Welcome back to Between the Lines Book Club. This month we’re reading At Home by Bill Bryson. It’s a long book, but a quick and easy read. We’ll be meeting to discuss it in person on January 27, 2018 at Arden Dimick Library at 10:30AM.
At Home is a nonfiction history of how and why houses are the way they are. Because of how the book is arranged, it’s easy to either read the book straight through or pick and choose chapters based on interest level. Here’s a quick rundown of the chapters and their topics:
Chapter One: The Year: Describes the year 1851, when the house was built.
Chapter Two: The Setting: The development of agriculture and ancient housing.
Chapter Three: The Hall: Covers the time when The Hall meant the entire interior of a house to the development of separate rooms.
Chapter Four: The Kitchen: Food!
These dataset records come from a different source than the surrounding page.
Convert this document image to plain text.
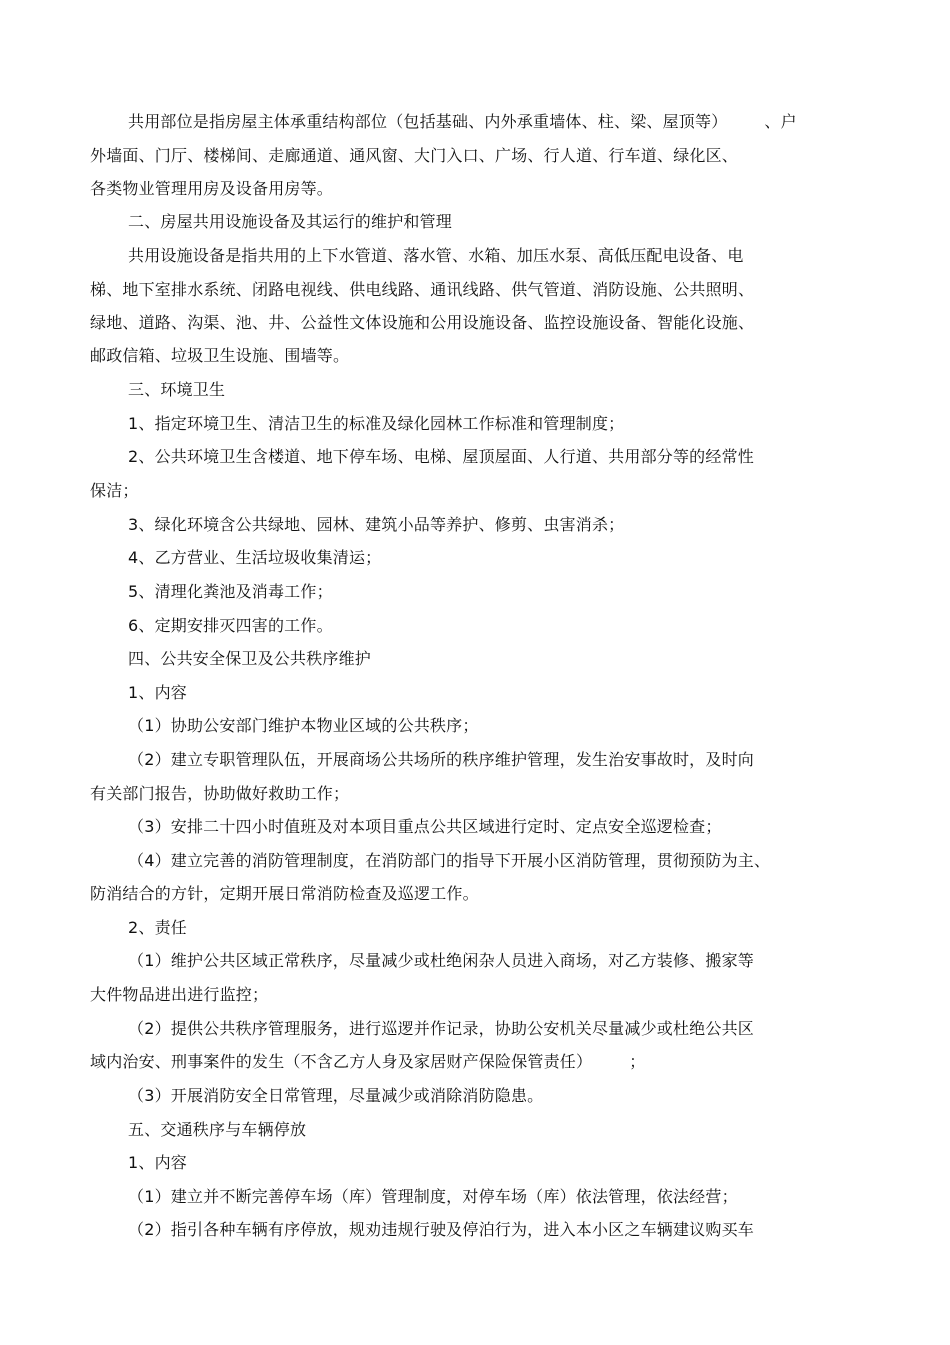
共用部位是指房屋主体承重结构部位（包括基础、内外承重墙体、柱、梁、屋顶等）       、户
外墙面、门厅、楼梯间、走廊通道、通风窗、大门入口、广场、行人道、行车道、绿化区、
各类物业管理用房及设备用房等。
二、房屋共用设施设备及其运行的维护和管理
共用设施设备是指共用的上下水管道、落水管、水箱、加压水泵、高低压配电设备、电
梯、地下室排水系统、闭路电视线、供电线路、通讯线路、供气管道、消防设施、公共照明、
绿地、道路、沟渠、池、井、公益性文体设施和公用设施设备、监控设施设备、智能化设施、
邮政信箱、垃圾卫生设施、围墙等。
三、环境卫生
1、指定环境卫生、清洁卫生的标准及绿化园林工作标准和管理制度；
2、公共环境卫生含楼道、地下停车场、电梯、屋顶屋面、人行道、共用部分等的经常性
保洁；
3、绿化环境含公共绿地、园林、建筑小品等养护、修剪、虫害消杀；
4、乙方营业、生活垃圾收集清运；
5、清理化粪池及消毒工作；
6、定期安排灭四害的工作。
四、公共安全保卫及公共秩序维护
1、内容
（1）协助公安部门维护本物业区域的公共秩序；
（2）建立专职管理队伍，开展商场公共场所的秩序维护管理，发生治安事故时，及时向
有关部门报告，协助做好救助工作；
（3）安排二十四小时值班及对本项目重点公共区域进行定时、定点安全巡逻检查；
（4）建立完善的消防管理制度，在消防部门的指导下开展小区消防管理，贯彻预防为主、
防消结合的方针，定期开展日常消防检查及巡逻工作。
2、责任
（1）维护公共区域正常秩序，尽量减少或杜绝闲杂人员进入商场，对乙方装修、搬家等
大件物品进出进行监控；
（2）提供公共秩序管理服务，进行巡逻并作记录，协助公安机关尽量减少或杜绝公共区
域内治安、刑事案件的发生（不含乙方人身及家居财产保险保管责任）       ；
（3）开展消防安全日常管理，尽量减少或消除消防隐患。
五、交通秩序与车辆停放
1、内容
（1）建立并不断完善停车场（库）管理制度，对停车场（库）依法管理，依法经营；
（2）指引各种车辆有序停放，规劝违规行驶及停泊行为，进入本小区之车辆建议购买车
The development of ice as a common means of food preservation, mason jars, and cans, and the change in eating habits through the Victorian Era.
Chapter Five: The Scullery and Larder: In which being a servant was just awful.
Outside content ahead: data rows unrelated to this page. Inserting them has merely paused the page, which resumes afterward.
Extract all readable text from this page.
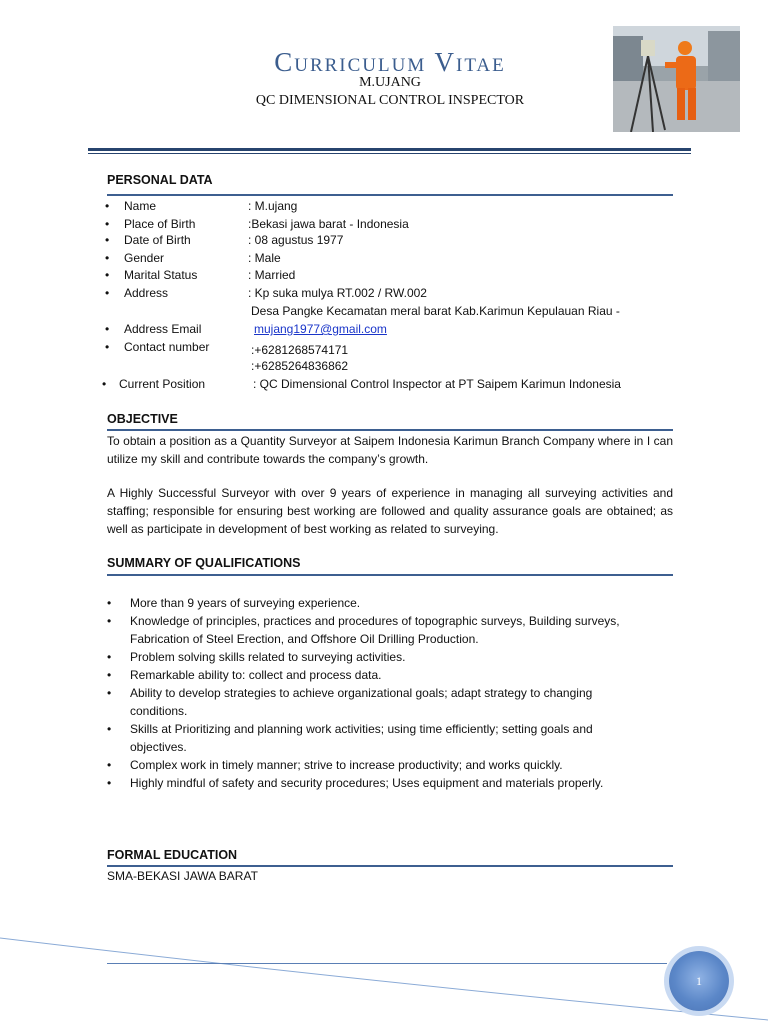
Curriculum Vitae
M.UJANG
QC DIMENSIONAL CONTROL INSPECTOR
PERSONAL DATA
• Name	: M.ujang
• Place of Birth	:Bekasi jawa barat - Indonesia
• Date of Birth	: 08 agustus 1977
• Gender	: Male
• Marital Status	: Married
• Address	: Kp suka mulya RT.002 / RW.002
Desa Pangke Kecamatan meral barat Kab.Karimun Kepulauan Riau -
• Address Email	mujang1977@gmail.com
• Contact number	:+6281268574171
:+6285264836862
• Current Position	: QC Dimensional Control Inspector at PT Saipem Karimun Indonesia
OBJECTIVE
To obtain a position as a Quantity Surveyor at Saipem Indonesia Karimun Branch Company where in I can utilize my skill and contribute towards the company’s growth.
A Highly Successful Surveyor with over 9 years of experience in managing all surveying activities and staffing; responsible for ensuring best working are followed and quality assurance goals are obtained; as well as participate in development of best working as related to surveying.
SUMMARY OF QUALIFICATIONS
• More than 9 years of surveying experience.
• Knowledge of principles, practices and procedures of topographic surveys, Building surveys, Fabrication of Steel Erection, and Offshore Oil Drilling Production.
• Problem solving skills related to surveying activities.
• Remarkable ability to: collect and process data.
• Ability to develop strategies to achieve organizational goals; adapt strategy to changing conditions.
• Skills at Prioritizing and planning work activities; using time efficiently; setting goals and objectives.
• Complex work in timely manner; strive to increase productivity; and works quickly.
• Highly mindful of safety and security procedures; Uses equipment and materials properly.
FORMAL EDUCATION
SMA-BEKASI JAWA BARAT
1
Chapter Six: The Fuse Box: Life by candlelight, gaslight, and the development of the electric light.
Chapter Seven: The Drawing Room: The invention of comfortable furniture. Also, lots and lots of architecture.
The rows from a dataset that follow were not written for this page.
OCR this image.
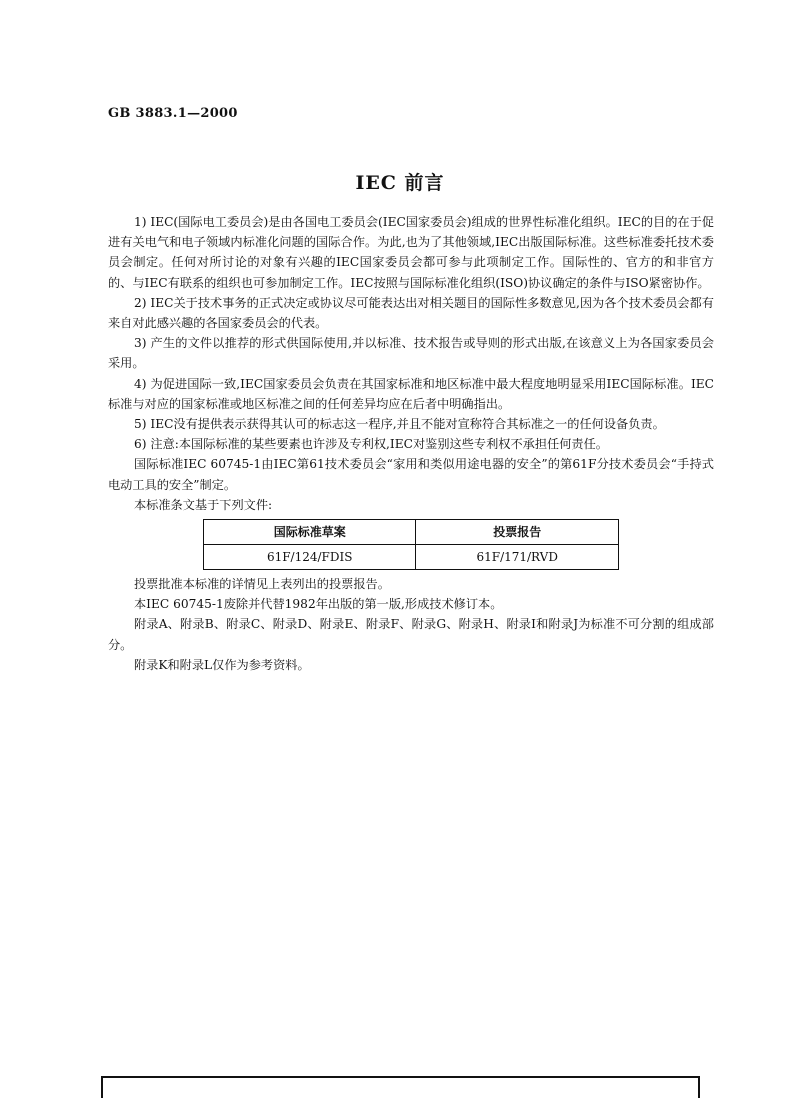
GB 3883.1—2000
IEC 前言

1) IEC(国际电工委员会)是由各国电工委员会(IEC国家委员会)组成的世界性标准化组织。IEC的目的在于促进有关电气和电子领域内标准化问题的国际合作。为此,也为了其他领域,IEC出版国际标准。这些标准委托技术委员会制定。任何对所讨论的对象有兴趣的IEC国家委员会都可参与此项制定工作。国际性的、官方的和非官方的、与IEC有联系的组织也可参加制定工作。IEC按照与国际标准化组织(ISO)协议确定的条件与ISO紧密协作。

2) IEC关于技术事务的正式决定或协议尽可能表达出对相关题目的国际性多数意见,因为各个技术委员会都有来自对此感兴趣的各国家委员会的代表。

3) 产生的文件以推荐的形式供国际使用,并以标准、技术报告或导则的形式出版,在该意义上为各国家委员会采用。

4) 为促进国际一致,IEC国家委员会负责在其国家标准和地区标准中最大程度地明显采用IEC国际标准。IEC标准与对应的国家标准或地区标准之间的任何差异均应在后者中明确指出。

5) IEC没有提供表示获得其认可的标志这一程序,并且不能对宣称符合其标准之一的任何设备负责。

6) 注意:本国际标准的某些要素也许涉及专利权,IEC对鉴别这些专利权不承担任何责任。

国际标准IEC 60745-1由IEC第61技术委员会“家用和类似用途电器的安全”的第61F分技术委员会“手持式电动工具的安全”制定。

本标准条文基于下列文件:

国际标准草案	投票报告
61F/124/FDIS	61F/171/RVD

投票批准本标准的详情见上表列出的投票报告。

本IEC 60745-1废除并代替1982年出版的第一版,形成技术修订本。

附录A、附录B、附录C、附录D、附录E、附录F、附录G、附录H、附录I和附录J为标准不可分割的组成部分。

附录K和附录L仅作为参考资料。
Chapter Eight: The Dining Room: Spices, scurvy, salt, vitamins, coffee, and tea.
Chapter Nine: The Cellar: What was used to build homes in Britain and America, and why? If you have an interest in wood, bricks, stone, or cement, this is the chapter for you.
Chapter Ten: The Passage: The Eiffel Tower, The Gilded Age, the telephone.
Chapter Eleven: The Study: Mice and rats and bedbugs, oh my! Also germs and bats and locusts and lice!
Chapter Twelve: The Garden: Much architecture. The switch from formal to more naturalistic parks. The development of Central Park. The development of gardening as a hobby. The rise of the lawn.
Chapter Thirteen: The Plum Room: In which Bryson discusses Monticello and Mount Vernon.
Chapter Fourteen: The Stairs. Household hazards!
Chapter Fifteen: The Bedroom: Sex, disease, death, and burial.
Chapter Sixteen: The Bathroom: The very smelly history of hygiene.
Chapter Seventeen: The Dressing Room: Fashion!
Chapter Eighteen: The Nursery: Childbirth and child rearing is not for wimps.
Chapter Nineteen: The Attic: Darwin, economics, and the end of the parsonage era.
Enjoy, and feel free to pick and choose!